Standort Deutschland Viele US-Investitionen trotz Energiekrise
Ungeachtet der hohen Energiepreise sind die Neuansiedlungen ausländischer Unternehmen in Deutschland stabil geblieben. Top-Investor sind weiterhin die Vereinigten Staaten.
Das gewachsene Interesse von Unternehmen aus den USA, Großbritannien und der Türkei hat die ausländischen Investitionen in Deutschland trotz gestiegener Energiepreise fast stabil gehalten. 1783 Neuansiedlungen und Erweiterungen wurden insgesamt im vergangenen Jahr registriert, wie aus Daten der bundeseigenen Wirtschaftsfördergesellschaft Germany Trade & Invest (GTAI) hervorgeht. Das waren 23 weniger als 2021, aber 101 mehr als 2020.
"Angesichts der widrigen Umstände - Krieg gegen die Ukraine, Energiekrise und Corona-Nachwehen - ist das ein Erfolg", sagte GTAI-Geschäftsführer Robert Hermann der Nachrichtenagentur Reuters.
US-Investitionen trotz IRA
Top-Investor blieben die USA, auf deren Konto allein 279 Projekte gehen. "Das ist beachtlich, schließlich gibt es eine enorm starke Förderung für heimische Investitionen in den USA durch den sogenannten Inflation Reduction Act (IRA)", sagte Hermann. Auf Platz zwei in der Rangliste folgen die Schweiz mit 208 Projekten und Großbritannien mit 170. "Beide Länder gehören der EU nicht an, wollen aber ein Standbein und entscheiden sich dabei oftmals für Deutschland", sagte der Geschäftsführer.
China landete dagegen nur noch auf dem vierten Platz mit 141 Projekten, der kleinsten Zahl seit 2014. "Die Corona-Pandemie hatte darauf definitiv einen Einfluss", sagte Hermann. Geschäftsreisen waren zeitweise wegen der strikten Null-Covid-Politik der Volksrepublik nicht möglich, was Deals erschwert, verzögert oder sogar verhindert haben dürfte. Auf Platz fünf vorgerückt ist die Türkei mit 139 Projekten - einem Rekord.
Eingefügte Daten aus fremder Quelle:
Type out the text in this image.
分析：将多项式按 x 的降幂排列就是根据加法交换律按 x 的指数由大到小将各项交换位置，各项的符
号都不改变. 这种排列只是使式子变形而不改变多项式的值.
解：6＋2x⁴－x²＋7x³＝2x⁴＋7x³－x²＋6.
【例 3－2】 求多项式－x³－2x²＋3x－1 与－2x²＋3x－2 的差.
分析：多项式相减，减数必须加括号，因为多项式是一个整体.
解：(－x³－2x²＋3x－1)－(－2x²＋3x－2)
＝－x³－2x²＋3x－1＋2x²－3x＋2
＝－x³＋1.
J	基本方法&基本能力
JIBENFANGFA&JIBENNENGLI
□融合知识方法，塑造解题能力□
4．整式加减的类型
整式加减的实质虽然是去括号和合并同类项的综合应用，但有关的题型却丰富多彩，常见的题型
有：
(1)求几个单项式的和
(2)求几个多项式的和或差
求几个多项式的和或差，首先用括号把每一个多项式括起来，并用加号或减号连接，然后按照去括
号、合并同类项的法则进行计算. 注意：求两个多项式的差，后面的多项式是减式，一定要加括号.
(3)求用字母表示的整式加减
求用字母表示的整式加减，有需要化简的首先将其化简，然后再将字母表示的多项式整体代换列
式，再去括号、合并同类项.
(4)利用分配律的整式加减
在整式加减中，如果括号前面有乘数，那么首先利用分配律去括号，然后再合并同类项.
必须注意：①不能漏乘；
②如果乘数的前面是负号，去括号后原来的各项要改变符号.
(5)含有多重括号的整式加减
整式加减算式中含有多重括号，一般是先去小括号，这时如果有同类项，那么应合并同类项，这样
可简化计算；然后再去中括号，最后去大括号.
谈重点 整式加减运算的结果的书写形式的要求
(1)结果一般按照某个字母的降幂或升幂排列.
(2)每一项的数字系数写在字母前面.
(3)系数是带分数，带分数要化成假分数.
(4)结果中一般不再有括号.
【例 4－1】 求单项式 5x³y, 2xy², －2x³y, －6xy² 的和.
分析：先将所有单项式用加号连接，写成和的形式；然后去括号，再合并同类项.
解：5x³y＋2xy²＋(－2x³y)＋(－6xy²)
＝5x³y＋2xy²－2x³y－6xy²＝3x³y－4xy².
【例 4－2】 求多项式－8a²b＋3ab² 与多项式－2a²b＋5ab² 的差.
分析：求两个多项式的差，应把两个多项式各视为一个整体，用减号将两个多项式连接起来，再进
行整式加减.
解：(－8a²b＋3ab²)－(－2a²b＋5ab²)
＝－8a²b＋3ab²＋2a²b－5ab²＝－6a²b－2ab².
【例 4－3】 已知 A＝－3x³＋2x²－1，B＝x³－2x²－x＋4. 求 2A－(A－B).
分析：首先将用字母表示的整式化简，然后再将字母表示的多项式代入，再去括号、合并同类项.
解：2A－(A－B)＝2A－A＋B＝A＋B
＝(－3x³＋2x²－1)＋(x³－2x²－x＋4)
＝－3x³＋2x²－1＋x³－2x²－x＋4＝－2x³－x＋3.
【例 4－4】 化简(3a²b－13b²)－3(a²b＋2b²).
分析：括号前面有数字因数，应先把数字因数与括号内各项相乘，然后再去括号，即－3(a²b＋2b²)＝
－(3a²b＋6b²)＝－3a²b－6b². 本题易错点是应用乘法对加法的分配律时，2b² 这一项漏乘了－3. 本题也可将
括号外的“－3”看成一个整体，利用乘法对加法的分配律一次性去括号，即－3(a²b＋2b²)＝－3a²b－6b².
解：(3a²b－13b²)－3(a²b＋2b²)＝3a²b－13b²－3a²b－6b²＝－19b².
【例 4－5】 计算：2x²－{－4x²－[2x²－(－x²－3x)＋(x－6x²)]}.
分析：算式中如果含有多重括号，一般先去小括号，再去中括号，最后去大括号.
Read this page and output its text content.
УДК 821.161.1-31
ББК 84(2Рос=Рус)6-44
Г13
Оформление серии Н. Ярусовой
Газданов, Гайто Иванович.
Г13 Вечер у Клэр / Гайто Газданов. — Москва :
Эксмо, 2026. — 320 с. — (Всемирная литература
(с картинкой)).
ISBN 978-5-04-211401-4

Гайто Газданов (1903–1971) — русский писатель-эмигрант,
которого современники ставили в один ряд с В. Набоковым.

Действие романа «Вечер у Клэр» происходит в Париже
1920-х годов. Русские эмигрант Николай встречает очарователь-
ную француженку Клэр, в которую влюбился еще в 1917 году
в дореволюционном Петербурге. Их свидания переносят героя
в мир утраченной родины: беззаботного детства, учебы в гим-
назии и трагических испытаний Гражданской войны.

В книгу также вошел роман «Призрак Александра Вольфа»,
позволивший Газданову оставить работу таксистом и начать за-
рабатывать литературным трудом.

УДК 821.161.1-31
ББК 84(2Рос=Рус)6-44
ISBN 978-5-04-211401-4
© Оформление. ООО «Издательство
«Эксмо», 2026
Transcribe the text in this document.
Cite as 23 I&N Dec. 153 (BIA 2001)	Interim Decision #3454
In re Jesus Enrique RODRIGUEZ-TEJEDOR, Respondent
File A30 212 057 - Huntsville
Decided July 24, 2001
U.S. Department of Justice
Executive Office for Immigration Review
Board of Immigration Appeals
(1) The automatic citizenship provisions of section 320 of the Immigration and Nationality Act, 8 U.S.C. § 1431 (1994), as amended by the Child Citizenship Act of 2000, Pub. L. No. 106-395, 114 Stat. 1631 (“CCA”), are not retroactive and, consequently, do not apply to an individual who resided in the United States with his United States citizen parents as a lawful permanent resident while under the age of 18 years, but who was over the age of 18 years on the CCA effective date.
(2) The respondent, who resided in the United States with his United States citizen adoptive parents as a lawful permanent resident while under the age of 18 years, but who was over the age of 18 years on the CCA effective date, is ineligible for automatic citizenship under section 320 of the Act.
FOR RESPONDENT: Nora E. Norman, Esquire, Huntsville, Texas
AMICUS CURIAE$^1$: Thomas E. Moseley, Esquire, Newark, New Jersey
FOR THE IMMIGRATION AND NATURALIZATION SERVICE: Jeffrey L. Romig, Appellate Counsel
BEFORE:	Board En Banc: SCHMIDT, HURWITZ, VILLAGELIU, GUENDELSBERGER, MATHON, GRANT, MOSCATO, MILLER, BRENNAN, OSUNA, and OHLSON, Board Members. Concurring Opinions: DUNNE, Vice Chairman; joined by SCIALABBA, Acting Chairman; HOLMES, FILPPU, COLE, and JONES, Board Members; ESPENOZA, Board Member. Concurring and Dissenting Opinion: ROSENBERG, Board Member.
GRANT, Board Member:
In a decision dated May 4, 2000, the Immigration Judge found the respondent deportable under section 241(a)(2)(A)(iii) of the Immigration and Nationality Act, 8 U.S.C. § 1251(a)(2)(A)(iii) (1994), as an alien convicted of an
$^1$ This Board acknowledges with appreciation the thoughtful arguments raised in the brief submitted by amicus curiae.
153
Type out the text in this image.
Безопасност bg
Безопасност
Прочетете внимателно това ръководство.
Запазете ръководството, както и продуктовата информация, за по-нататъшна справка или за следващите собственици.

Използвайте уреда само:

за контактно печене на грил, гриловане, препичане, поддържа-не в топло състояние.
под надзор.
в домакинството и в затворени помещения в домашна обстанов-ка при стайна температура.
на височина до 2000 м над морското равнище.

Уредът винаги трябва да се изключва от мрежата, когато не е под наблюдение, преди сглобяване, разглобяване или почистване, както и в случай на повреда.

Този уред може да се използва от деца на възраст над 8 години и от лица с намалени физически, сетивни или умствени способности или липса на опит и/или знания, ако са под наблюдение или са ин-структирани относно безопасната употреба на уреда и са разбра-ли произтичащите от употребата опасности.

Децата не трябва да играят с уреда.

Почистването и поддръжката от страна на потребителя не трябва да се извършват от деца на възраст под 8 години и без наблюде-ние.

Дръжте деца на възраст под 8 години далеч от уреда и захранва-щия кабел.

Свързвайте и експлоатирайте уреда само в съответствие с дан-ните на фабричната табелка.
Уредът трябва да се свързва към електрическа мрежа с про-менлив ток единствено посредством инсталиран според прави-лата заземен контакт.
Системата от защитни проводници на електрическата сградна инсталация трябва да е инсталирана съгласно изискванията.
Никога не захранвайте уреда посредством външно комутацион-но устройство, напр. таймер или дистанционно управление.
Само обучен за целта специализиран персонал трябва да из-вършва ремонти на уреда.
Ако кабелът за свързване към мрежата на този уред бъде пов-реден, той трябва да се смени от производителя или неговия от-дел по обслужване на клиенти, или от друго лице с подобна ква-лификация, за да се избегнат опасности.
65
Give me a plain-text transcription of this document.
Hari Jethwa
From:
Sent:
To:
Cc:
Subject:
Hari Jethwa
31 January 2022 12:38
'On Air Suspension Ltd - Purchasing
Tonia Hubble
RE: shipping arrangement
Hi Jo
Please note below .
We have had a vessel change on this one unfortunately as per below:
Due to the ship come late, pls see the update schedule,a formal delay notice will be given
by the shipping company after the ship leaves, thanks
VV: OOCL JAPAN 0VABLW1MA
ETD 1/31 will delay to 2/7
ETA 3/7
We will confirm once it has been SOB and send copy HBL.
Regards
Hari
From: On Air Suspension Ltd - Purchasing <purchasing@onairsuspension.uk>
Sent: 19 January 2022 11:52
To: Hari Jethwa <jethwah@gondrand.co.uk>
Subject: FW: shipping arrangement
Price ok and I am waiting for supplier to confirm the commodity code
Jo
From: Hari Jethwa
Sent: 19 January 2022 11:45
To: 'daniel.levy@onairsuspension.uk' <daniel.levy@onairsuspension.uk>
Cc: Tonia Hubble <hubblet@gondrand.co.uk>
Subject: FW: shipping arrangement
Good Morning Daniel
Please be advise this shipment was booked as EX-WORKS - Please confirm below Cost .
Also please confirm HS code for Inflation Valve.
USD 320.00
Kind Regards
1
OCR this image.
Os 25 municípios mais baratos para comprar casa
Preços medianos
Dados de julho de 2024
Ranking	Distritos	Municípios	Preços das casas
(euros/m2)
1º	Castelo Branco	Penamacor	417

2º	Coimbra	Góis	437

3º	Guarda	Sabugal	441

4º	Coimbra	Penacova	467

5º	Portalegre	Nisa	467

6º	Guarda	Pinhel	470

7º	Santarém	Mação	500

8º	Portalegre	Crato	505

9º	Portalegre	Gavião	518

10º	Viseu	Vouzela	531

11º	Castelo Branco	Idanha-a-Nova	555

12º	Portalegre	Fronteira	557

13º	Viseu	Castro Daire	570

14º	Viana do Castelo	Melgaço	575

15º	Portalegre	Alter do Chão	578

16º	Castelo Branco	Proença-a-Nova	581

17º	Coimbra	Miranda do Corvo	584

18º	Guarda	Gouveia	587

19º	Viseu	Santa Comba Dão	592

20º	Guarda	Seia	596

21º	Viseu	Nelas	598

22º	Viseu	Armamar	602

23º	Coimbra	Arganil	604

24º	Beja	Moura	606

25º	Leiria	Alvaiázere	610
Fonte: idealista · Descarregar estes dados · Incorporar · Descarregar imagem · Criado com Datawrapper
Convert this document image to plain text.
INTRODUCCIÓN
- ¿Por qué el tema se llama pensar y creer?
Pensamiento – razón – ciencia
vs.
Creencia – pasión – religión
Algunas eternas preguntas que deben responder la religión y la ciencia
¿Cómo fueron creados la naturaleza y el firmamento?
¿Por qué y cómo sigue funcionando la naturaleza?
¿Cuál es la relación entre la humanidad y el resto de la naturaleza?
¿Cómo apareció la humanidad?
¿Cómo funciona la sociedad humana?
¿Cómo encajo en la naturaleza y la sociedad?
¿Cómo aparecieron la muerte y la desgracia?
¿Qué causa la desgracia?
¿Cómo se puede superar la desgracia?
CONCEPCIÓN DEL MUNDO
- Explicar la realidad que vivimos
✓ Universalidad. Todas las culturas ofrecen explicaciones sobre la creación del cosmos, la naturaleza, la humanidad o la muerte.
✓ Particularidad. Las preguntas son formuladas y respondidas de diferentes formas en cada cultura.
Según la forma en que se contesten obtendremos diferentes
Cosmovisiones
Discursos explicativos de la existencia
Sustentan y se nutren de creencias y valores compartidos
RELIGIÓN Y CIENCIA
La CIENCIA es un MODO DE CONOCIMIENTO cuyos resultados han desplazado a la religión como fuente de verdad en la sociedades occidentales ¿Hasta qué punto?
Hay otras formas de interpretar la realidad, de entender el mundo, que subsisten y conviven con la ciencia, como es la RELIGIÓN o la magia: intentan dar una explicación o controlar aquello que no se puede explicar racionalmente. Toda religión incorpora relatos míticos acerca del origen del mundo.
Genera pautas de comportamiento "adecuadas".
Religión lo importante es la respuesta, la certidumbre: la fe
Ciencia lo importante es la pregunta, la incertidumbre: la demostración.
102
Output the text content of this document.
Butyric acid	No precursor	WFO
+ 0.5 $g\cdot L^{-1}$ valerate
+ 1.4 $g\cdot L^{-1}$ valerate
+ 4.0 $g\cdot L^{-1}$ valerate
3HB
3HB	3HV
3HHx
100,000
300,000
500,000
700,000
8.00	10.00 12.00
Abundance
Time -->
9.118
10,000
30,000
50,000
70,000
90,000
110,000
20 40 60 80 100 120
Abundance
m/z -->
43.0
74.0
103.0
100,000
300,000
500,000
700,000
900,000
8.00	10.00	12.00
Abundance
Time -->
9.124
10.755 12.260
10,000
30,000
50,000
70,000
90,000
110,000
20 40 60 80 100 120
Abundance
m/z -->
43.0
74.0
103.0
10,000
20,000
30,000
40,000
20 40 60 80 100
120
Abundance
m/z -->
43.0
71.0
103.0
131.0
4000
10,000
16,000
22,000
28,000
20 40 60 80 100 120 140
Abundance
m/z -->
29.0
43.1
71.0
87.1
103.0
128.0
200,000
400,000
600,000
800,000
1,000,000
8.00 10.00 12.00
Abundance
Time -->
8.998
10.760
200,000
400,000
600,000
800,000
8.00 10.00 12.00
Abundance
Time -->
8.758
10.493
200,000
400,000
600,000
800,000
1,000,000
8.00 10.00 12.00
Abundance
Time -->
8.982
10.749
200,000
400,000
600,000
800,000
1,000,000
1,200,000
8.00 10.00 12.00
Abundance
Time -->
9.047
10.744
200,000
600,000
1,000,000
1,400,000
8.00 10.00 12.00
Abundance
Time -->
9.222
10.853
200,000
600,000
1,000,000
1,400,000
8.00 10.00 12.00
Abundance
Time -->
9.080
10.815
Fachkräftemangel kein Hindernis
Immer wichtiger bei der Anwerbung von Investoren wird die Verfügbarkeit von Erneuerbaren Energien, etwa aus Windkraft oder Photovoltaik. "Ob Microsoft, Apple oder auch kleinere Anbieter von Datencentern oder auch Batteriehersteller wie Northvolt - für alle ist das ein wichtiges Argument", sagte GTAI-Experte Achim Hartig. "Die gute Verfügbarkeit von Erneuerbaren Energie sind inzwischen ein echter Standortvorteil für Deutschland." Ihr Anteil am Bruttostromverbrauch wuchs 2022 auf gut 46 Prozent, bis 2030 sollen es mindestens 80 Prozent werden.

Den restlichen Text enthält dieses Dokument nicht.